GoDaddy’s aftermarket business performed worse than expected last quarter, but some opportunities might be on the horizon.

GoDaddy (NYSE: GDDY) reported Q2 earnings after the market closed this afternoon.

Total revenue was $1.0481 billion, up 3.2% from the same quarter a year ago. It was up 4.1% on a constant currency basis.

The Applications & Commerce segment delivered 10.9% growth, ahead of the company’s 8%-10% guidance.

But the Core Platform segment, which includes domain names, underperformed. Revenue fell 0.3% to $696.4 million.

Domains under management grew 3% year over year, but the aftermarket once again hurt results. Aftermarket revenue was down 5% to $101 million.

In prepared remarks, GoDaddy CFO Mark McCaffrey stated:

On Aftermarket, revenue decreased 5 percent to $101 million on a tough compare from last year. Over the last five years we built upwards of a $400 million revenue, two-sided marketplace. As a reminder, this business allows a buyer and seller to transact on our platform at their agreed upon valuation. This business rapidly grew as we scaled the operations, participants, and partnerships. What we see now is a post-covid normalization of this business as valuations on larger transactions have decreased and volume growth has slowed. With that we expect steady low to mid-single digit top-line growth for the business on a go-forward basis.

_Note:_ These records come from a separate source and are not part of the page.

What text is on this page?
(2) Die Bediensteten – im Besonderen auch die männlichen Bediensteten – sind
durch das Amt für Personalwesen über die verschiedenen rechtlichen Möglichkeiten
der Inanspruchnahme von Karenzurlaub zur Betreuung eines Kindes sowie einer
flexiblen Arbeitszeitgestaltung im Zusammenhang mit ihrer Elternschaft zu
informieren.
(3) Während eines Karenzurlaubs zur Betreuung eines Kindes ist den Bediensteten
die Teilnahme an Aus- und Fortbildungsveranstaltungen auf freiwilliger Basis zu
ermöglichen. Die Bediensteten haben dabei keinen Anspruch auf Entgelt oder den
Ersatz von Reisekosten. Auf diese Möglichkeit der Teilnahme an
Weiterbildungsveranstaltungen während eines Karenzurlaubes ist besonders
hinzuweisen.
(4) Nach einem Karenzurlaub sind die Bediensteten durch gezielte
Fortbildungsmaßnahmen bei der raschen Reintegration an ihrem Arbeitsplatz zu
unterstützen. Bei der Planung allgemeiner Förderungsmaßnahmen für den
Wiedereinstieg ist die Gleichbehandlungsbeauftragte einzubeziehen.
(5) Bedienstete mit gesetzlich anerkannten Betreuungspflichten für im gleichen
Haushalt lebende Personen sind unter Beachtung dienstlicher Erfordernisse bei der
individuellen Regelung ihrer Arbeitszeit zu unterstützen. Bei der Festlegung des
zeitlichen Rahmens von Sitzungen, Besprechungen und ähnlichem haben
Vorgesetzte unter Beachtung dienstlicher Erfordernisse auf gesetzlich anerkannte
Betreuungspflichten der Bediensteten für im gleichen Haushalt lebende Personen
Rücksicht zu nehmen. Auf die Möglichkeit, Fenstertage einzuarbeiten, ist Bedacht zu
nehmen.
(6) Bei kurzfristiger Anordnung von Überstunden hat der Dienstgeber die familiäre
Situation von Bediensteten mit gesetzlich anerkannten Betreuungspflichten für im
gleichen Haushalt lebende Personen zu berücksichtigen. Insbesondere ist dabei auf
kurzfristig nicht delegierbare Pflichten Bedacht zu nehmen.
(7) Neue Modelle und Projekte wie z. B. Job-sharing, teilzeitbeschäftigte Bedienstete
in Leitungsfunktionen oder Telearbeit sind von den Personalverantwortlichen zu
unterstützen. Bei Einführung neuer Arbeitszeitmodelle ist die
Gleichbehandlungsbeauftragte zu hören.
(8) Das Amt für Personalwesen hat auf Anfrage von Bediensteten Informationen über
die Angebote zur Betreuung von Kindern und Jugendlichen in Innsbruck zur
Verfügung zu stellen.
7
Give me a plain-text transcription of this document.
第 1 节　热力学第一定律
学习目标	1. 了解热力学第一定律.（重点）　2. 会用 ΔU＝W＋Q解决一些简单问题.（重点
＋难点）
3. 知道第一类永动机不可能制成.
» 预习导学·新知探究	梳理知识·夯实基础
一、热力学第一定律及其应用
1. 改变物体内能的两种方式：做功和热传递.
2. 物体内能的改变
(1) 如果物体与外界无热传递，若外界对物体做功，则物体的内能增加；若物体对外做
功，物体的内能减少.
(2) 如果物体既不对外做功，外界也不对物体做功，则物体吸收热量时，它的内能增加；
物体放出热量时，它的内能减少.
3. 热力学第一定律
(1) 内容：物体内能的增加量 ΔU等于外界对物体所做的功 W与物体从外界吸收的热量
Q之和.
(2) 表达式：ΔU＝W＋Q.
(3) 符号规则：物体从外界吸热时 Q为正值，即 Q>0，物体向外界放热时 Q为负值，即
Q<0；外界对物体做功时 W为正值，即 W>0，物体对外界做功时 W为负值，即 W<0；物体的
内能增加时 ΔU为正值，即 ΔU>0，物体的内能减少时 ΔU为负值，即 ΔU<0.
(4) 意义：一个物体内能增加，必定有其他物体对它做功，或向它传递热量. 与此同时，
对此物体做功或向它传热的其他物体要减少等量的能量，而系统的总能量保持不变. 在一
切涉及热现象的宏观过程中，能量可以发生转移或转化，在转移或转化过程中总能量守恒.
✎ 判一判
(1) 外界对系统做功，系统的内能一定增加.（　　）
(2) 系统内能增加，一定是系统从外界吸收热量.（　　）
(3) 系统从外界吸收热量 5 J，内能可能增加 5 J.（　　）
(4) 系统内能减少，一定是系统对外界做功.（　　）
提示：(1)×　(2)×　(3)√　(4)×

A reduction in big sales has certainly hurt. I also wonder if the boost GoDaddy achieved from buying portfolios years ago has waned. There’s probably some low-hanging fruit in each new portfolio that boost results for a year or two after each acquisition, on top of the value derived from suddenly adding lots of new inventory.

Looking ahead, I also wonder how Squarespace’s acquisition of Google Domains will impact both the core registration business and the aftermarket. On the registration side, GoDaddy will have one less name-brand competitor (or, at least, a much less well-known brand.) On the aftermarket side, Google Domains is an Afternic sales partner but caps the inventory it shows at $10,000. Squarespace does not currently appear to be an Afternic sales partner.

Squarespace could also make an attractive expired domains partner. Google does not currently send its expired domain inventory anywhere, instead letting it delete. GoDaddy could get a boost if it can strike a deal with Squarespace for what is soon to be a very large portfolio of domains dropping each month. Then again, the companies are stiff competitors in the website-building business.